Avec la mort le 26 novembre 2020 de Sadeq Al-Mahdi, une figure majeure de la politique soudanaise moderne quitte la scène à une époque de transitions profondes au Soudan. Sadeq était l'arrière-petit-fils de Mohamed Ahmed qui, dans les années 1880, s'est proclamé Mahdi dans la lutte contre les Égyptiens et les Britanniques. Quand l'impiété progresse, Dieu inspire le Mahdi, le Messie, à établir la justice. Ainsi, le Mahdi est à la fois un dirigeant politique et spirituel.
Sadig ne s'est jamais déclaré le Mahdi, mais la famille avait pris Al-Mahdi comme nom de famille. Il était un dirigeant politique ayant été premier ministre deux fois, 1966 -1967 et de nouveau 1986 -1989, les deux fois chassés par les militaires qui ont mis en place des dictatures militaires de longue durée; la première fois par le général Jaafar Nimeiry, et la deuxième fois par le général Omar Al-Bachir.

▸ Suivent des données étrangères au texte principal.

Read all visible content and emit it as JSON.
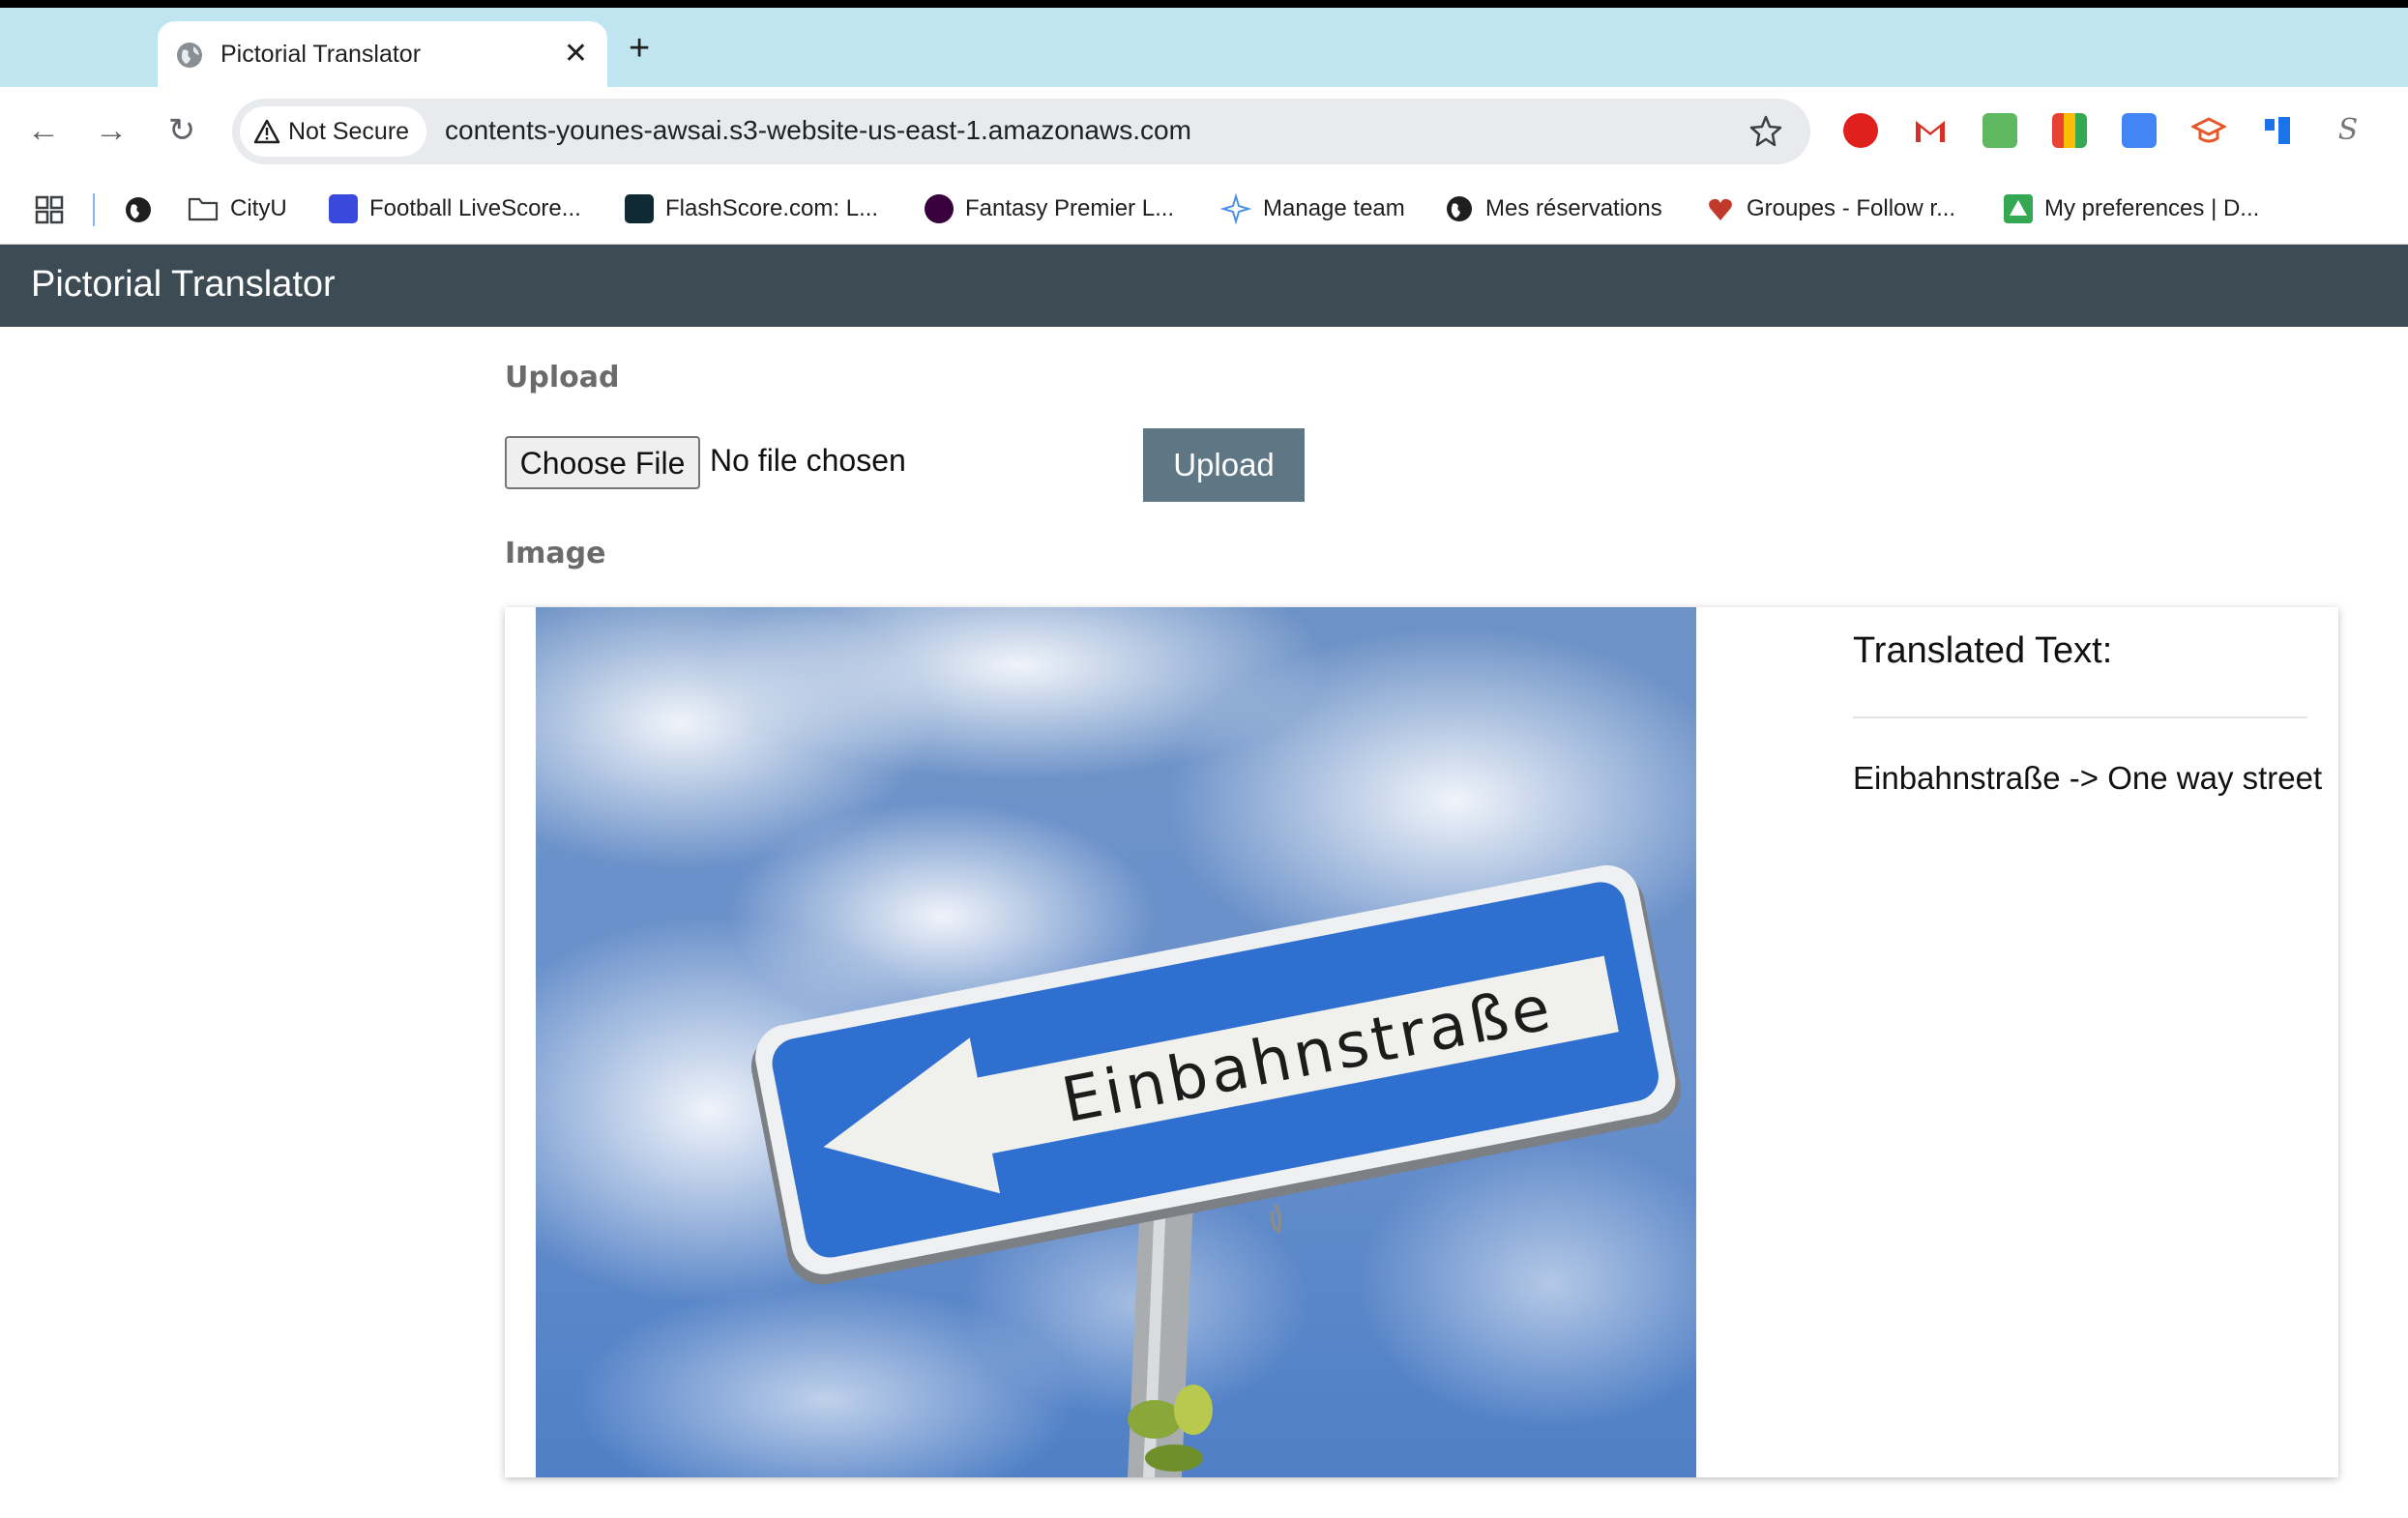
{
  "browser": {
    "tab_title": "Pictorial Translator",
    "tab_close_icon": "close-icon",
    "new_tab_icon": "plus-icon",
    "security_label": "Not Secure",
    "url": "contents-younes-awsai.s3-website-us-east-1.amazonaws.com",
    "bookmarks": [
      {
        "label": "CityU"
      },
      {
        "label": "Football LiveScore..."
      },
      {
        "label": "FlashScore.com: L..."
      },
      {
        "label": "Fantasy Premier L..."
      },
      {
        "label": "Manage team"
      },
      {
        "label": "Mes réservations"
      },
      {
        "label": "Groupes - Follow r..."
      },
      {
        "label": "My preferences | D..."
      }
    ]
  },
  "app": {
    "title": "Pictorial Translator",
    "upload_section_label": "Upload",
    "choose_file_label": "Choose File",
    "file_status": "No file chosen",
    "upload_button_label": "Upload",
    "image_section_label": "Image",
    "sign_text": "Einbahnstraße",
    "translated_title": "Translated Text:",
    "translated_text": "Einbahnstraße -> One way street"
  },
  "colors": {
    "app_bar": "#3d4c54",
    "upload_button": "#5f7785",
    "tab_strip": "#bfe6f0",
    "sign_blue": "#2f6fd0"
  }
}
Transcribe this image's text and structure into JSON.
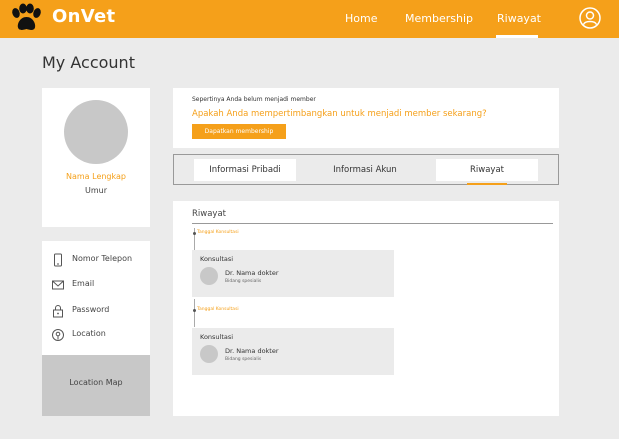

Sadig était à la tête d'un important ordre soufi, une tariqa comme les ordres soufis sont appelés au Soudan. Sa base politique était l'ordre soufi. Il a fait ses études à l'Université d'Oxford en Angleterre et avait de grands espoirs de moderniser le Soudan. Pourtant, les deux fois où il a été Premier ministre, il s'est enlisé dans des tensions socio-économiques qui mèneraient peu après à la guerre. La première fois, les tensions et la guerre qui ont conduit à la création de l'État séparé du Soudan du Sud, la deuxième fois la scission continue du Nord-Sud du pays et les tensions qui ont conduit au conflit armé dans la province du Darfour. Dans les deux cas, les militaires ont pu se présenter comme plus aptes à gérer les conflits que comme civils.
J'ai invité Sadeq Al-Mahdi en tant que membre de l'équipe de l'Association des citoyens du monde à participer à un séminaire aux Nations Unies à Genève sur les droits de l'homme et l'islam. Nous avions longuement discuté de ses expériences et de la nature des mouvements mahdistes.
L'une des ironies de la politique soudanaise était que son principal opposant, le cerveau idéologique du Front national islamique Al-Bachir, Hassan Al-Turabi était son beau-frère, les hommes ayant épousé deux sœurs de la même famille. Alors que Sadeg était un soufi soulignant une relation personnelle avec Dieu sans insister sur le code juridique islamique ou le Coran, Hassan Al-Turabi, influencé par les Frères musulmans égyptiens, a souligné le code juridique et a promu l'idée d'une fraternité panislamique basée sur une compréhension commune du code juridique.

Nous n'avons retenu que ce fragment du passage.